South Carolina Personal Injury Laws: Basic Rules and Regulations
The most recent South Carolina Department of Health Injury Report found that over 30 million South Carolinians suffered from a nonfatal injury in the course of a single year.
If you have suffered an injury at the hands of another individual or business, you may be entitled to compensation. Because medical bills can grow to be extremely costly, it is worth your time to file a personal injury claim under these circumstances.
First, make sure that you are familiar with South Carolina personal injury laws. What do you need to build your personal injury case in South Carolina? How much time do you have to do so?
We’ll answer all of these questions and more in our guide to South Carolina personal injury laws. Read on to find out more.
No Two Personal Injury Cases in South Carolina Are Alike
Legal cases are rarely cookie-cutter. While there are parameters that outline what does and does not qualify for a personal injury claim in South Carolina, no two cases are alike.
What this means is that the amount of compensation you can hope for will vary based on your unique situation. Some people may be entitled to compensation for lost income and damaged property in addition to medical bills.

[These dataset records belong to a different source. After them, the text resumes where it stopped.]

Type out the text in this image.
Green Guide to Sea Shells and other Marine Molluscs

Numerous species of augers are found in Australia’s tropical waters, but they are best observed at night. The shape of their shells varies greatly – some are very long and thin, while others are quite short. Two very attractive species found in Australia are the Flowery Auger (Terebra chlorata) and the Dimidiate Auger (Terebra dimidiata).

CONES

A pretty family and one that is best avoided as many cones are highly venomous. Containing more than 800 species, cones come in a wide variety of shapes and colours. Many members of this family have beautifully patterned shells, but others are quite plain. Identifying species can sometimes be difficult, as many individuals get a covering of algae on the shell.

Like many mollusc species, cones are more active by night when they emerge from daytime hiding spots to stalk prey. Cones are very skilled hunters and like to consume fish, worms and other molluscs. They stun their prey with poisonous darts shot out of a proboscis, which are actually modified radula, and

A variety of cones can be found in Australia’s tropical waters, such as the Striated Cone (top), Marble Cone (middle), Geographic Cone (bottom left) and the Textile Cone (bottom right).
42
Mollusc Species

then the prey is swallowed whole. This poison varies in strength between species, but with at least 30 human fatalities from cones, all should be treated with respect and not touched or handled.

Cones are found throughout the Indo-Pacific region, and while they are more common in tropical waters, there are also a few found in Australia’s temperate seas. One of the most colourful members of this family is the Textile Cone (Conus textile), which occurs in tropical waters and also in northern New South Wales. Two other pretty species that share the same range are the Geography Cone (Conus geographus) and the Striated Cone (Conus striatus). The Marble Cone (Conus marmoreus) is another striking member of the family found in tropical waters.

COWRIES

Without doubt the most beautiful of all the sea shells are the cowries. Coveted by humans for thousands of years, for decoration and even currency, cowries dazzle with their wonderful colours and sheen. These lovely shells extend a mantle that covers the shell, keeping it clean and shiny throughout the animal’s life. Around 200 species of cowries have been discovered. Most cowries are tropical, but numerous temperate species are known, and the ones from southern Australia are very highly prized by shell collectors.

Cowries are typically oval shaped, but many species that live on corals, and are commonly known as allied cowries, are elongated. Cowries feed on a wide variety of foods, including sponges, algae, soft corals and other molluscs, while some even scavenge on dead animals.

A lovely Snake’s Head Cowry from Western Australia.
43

Each Case Requires Proof of 6 Key Factors
Although cases do vary, the basics of what you need to prove remain the same. There are six key factors that all personal injury victims must build their case around:
- What led to the injury and how it occurred
- Who is responsible for the injury
- The type and extent of the injuries sustained
- The type, extent, and cost of medical care the victim has received or will receive
- Any medical conditions resulting from the initial injury
- The impact of the injuries on the victim’s life
If you can’t address each of these factors clearly, you may not have a personal injury case on your hands.
Negligence Is Key
The most important thing you will need to prove is that the at-fault party behaved negligently. In South Carolina, negligence is typically referred to as “causation.” In other words, what did the at-fault party do or not do that caused your injury?
Negligence often comes down to a failure to behave in a way that reasonably could have prevented your injury. For example, if a driver was texting and hit your car, leading to an injury and property damage, texting is the cause and the source of negligence. If a business owner failed to address a dangerous condition on their property that led to your injury, that failure to address the condition is the cause of the source of negligence.
Once you’ve established negligence, you need to establish a clear connection between the at-fault party’s negligence and your injury. If you have one without the other, you don’t have a case. Both negligence and resulting medical issues are required to file a personal injury claim in South Carolina.
South Carolina Uses a Fault-Based System
You may have heard the term “no-fault” before, which entails that regardless of who is at-fault for an injury, the injured party’s insurance is liable. South Carolina does not operate on that system.
Instead, under South Carolina personal injury laws, the at-fault party’s insurance is held responsible for compensation. If you have your own insurance, it is recommended that you use it while awaiting the results of your case. As long as the at-fault party is found guilty, you are eligible to receive compensation not just for what you paid out-of-pocket, but for the entire cost of your medical bills–including what your own insurance paid.
South Carolina’s Modified Comparative Negligence Rules
It is important to note that while South Carolina is an at-fault state, we do observe modified comparative negligence. This is relevant when your own negligence also contributed to your injury.
If you are found to be more than 50% at-fault for your own injury, you will not be able to receive compensation from the other party. If you are found to be 50% at-fault or less, you are entitled to compensation that reflects the other party’s responsibility. In other words, if you are 40% at-fault, you are eligible to receive up to 60% of the full compensation you’ve asked for.
You Have Three Years to File Your Claim
Each state has its own statute of limitations for all legal claims and cases. In South Carolina, you have three years to file a personal injury claim.
That three-year period begins, in most cases, from the moment the injury is sustained. It is advisable to file your personal injury claim as soon as possible, rather than waiting until the second or third year.
A Personal Injury Attorney Is Key
If you’re going to file a personal injury claim in South Carolina, make sure that you have legal representation. Insurance companies are equipped with lawyers of their own that will do their best to squander you of your due compensation. You should never correspond with or sign paperwork from the at-fault party’s insurance without an attorney present.
How can you find the best representation in South Carolina? Take a look at this article from davidaylor.com to find out everything you need to know.
Know Your Rights Under South Carolina Personal Injury Laws
If you are one of the millions of South Carolinians who has sustained an injury and you believe it to be the result of someone else’s negligence, act now. By familiarizing yourself with South Carolina personal injury laws, you can determine whether or not you have a case. Know your rights and get the compensation you deserve.